Democrats Lead Republicans by 11 Points in Generic Ballot
Today's United Technologies/National Journal Congressional Connection Poll showed Democrats with an 11-point lead over Republicans in a generic ballot question asked to registered voters. When asked if they would "rather see the Republicans keep control" of the House or see "the Democrats win enough seats to take over control of the House," 48 percent chose the Democrats, and 37 percent chose the GOP.
At a press conference last week, Democratic Congressional Campaign Committee Chairman Steve Israel was asked, essentially, if President Obama was going to be a drag on Democratic efforts to take back the House of Representatives. Israel argued that House elections would be fought on independent terms. "We are creating our own climate, our own battle spaces," he said. That may change when the campaign swings into gear and Republicans and outside groups try tying Democrats to the president again, but for now, that independent climate is why Democrats hold a big generic ballot lead less than 10 months out.
Obama also has an eight-point generic ballot lead in the poll, but House Democrats stretched that advantage by playing close to equal or even ahead of House Republicans among some key groups that are cool to the president. Where Obama loses whites to a generic GOP presidential candidate 49-38, the GOP advantage among whites shrinks to just two points, 43-41, in the House generic ballot.

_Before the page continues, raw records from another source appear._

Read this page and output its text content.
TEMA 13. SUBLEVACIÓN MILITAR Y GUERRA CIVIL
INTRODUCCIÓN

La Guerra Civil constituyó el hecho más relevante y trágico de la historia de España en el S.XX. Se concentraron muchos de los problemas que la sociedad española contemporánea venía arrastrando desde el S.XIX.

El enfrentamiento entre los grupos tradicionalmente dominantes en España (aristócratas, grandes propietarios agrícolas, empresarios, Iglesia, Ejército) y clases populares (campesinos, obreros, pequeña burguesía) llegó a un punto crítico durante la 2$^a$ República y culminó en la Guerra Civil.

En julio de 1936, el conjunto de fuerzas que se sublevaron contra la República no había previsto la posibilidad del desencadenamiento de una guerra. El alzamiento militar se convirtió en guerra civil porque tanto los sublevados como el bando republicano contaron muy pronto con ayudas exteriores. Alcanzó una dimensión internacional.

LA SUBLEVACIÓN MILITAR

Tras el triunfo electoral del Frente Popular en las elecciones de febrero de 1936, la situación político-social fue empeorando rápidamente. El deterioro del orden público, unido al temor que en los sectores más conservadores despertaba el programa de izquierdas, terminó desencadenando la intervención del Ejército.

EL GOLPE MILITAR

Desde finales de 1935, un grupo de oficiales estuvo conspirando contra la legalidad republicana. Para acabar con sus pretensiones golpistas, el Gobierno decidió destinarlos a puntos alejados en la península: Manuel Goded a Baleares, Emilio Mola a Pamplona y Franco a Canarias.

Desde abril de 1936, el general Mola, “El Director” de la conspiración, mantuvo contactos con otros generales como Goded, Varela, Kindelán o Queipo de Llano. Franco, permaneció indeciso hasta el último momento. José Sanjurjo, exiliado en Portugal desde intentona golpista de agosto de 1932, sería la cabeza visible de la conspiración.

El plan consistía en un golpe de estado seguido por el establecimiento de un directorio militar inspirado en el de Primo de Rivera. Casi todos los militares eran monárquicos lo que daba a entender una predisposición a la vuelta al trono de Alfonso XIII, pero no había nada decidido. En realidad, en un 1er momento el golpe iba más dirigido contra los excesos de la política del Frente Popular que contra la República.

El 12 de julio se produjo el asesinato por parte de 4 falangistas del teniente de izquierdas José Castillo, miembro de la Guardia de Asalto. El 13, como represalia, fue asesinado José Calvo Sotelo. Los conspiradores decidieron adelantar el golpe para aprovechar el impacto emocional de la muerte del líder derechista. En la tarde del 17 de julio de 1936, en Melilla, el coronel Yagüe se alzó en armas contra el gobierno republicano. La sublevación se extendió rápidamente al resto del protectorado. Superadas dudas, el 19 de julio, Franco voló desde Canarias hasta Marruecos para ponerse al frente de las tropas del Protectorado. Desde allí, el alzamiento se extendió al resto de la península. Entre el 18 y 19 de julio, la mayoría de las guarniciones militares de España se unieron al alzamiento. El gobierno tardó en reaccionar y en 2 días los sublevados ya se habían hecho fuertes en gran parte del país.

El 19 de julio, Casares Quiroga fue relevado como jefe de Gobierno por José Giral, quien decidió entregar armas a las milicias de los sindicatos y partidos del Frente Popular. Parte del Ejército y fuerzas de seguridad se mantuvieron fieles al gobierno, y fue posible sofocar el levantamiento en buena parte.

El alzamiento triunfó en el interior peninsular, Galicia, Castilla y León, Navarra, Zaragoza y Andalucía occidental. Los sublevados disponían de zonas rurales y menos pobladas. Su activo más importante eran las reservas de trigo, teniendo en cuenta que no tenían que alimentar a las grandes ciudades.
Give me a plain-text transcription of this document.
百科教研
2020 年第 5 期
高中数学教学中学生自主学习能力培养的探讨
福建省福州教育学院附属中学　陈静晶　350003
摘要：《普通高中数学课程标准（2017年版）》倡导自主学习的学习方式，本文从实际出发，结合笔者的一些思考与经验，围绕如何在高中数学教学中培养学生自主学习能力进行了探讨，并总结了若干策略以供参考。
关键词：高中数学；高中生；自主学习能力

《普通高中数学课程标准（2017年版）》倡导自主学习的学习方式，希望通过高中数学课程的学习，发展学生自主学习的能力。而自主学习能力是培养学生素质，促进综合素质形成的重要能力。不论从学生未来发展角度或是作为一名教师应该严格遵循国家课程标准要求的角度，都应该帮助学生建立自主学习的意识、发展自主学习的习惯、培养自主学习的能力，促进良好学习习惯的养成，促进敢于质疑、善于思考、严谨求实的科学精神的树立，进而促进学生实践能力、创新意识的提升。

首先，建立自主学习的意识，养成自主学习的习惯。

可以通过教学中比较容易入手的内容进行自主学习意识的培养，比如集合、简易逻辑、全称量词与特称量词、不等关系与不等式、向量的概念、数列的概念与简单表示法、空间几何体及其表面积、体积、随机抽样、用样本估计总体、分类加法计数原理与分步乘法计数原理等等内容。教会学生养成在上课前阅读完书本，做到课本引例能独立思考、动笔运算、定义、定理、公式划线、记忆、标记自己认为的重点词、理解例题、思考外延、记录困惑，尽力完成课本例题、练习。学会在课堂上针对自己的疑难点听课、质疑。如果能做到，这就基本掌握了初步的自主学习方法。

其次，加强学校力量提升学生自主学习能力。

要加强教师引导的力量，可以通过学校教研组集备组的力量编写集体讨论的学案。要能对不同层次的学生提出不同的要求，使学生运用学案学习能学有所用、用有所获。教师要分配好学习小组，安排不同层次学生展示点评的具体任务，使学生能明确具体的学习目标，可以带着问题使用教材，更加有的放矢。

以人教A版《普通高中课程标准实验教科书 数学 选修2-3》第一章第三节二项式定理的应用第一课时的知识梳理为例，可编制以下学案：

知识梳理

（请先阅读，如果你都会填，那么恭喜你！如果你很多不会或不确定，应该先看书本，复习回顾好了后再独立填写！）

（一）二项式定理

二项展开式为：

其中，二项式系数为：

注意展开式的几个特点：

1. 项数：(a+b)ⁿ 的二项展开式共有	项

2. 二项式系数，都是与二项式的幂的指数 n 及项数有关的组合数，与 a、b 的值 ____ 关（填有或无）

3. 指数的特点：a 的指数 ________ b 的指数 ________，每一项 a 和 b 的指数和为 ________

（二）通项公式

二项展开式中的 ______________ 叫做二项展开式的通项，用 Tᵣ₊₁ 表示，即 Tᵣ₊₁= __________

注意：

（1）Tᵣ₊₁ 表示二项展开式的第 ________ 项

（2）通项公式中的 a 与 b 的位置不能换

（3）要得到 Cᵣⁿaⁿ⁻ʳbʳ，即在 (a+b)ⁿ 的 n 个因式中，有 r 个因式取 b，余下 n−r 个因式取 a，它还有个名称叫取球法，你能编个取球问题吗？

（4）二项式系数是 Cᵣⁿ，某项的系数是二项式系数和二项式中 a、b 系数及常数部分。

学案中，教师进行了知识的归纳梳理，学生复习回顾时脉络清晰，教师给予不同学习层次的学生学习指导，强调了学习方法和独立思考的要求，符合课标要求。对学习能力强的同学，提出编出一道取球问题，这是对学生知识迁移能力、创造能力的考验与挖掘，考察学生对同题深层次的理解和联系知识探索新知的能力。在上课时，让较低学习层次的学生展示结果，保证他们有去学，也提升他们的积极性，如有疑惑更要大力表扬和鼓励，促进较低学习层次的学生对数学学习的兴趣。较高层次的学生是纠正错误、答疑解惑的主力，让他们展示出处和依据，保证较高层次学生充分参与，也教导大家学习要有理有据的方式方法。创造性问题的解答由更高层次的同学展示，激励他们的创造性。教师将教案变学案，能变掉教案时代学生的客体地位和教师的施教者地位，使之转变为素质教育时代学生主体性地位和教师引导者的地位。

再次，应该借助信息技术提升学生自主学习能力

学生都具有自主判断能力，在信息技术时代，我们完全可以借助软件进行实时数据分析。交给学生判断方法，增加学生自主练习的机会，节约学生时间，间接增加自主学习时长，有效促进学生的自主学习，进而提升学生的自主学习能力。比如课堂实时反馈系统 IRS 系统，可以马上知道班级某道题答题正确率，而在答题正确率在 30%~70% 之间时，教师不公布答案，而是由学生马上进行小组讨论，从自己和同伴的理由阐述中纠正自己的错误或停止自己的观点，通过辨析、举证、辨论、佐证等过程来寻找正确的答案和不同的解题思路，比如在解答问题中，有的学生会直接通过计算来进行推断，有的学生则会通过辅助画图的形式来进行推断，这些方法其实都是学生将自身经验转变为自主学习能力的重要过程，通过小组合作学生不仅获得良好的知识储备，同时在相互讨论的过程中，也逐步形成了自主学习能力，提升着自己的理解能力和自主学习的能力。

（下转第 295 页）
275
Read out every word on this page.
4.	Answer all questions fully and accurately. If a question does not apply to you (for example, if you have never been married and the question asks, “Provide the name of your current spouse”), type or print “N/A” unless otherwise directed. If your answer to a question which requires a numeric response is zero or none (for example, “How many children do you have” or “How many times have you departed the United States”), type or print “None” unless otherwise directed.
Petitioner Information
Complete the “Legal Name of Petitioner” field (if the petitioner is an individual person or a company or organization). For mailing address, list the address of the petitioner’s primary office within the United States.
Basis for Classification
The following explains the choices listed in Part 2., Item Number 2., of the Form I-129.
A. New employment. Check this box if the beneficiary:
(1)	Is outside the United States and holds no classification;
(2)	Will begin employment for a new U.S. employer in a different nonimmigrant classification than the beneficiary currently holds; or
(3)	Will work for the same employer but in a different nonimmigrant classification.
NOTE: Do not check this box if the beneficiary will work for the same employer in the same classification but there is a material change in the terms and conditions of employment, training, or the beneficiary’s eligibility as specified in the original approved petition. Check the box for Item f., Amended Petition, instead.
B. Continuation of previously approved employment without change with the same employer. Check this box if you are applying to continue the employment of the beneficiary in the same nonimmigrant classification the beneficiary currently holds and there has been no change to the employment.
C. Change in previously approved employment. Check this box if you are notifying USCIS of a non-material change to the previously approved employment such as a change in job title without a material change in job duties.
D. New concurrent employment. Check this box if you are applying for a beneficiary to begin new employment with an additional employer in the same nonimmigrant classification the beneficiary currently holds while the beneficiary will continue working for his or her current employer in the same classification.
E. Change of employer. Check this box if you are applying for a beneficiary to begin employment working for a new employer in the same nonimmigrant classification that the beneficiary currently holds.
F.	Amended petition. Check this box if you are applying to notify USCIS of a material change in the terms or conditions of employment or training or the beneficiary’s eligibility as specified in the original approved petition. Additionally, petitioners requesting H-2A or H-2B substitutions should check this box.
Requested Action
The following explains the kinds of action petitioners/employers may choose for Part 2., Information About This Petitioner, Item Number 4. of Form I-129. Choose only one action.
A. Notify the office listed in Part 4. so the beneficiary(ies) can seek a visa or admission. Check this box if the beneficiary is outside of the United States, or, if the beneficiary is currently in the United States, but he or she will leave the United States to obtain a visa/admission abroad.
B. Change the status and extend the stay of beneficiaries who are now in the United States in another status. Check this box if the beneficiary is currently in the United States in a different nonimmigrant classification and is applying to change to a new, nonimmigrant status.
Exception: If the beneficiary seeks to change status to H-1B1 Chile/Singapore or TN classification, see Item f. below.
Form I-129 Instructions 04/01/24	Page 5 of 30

In particular, House Democrats managed to beat the GOP among white men. Obama loses white, college-educated men by 16 points and white non-college men by 11. House Democrats run even with House Republicans among college-educated white men, 45-45, and actually beat the GOP 44-41 among non-college white men. That couldn't be more different than 2010, when House Republicans won 62 percent of the white male vote, according to exit polls.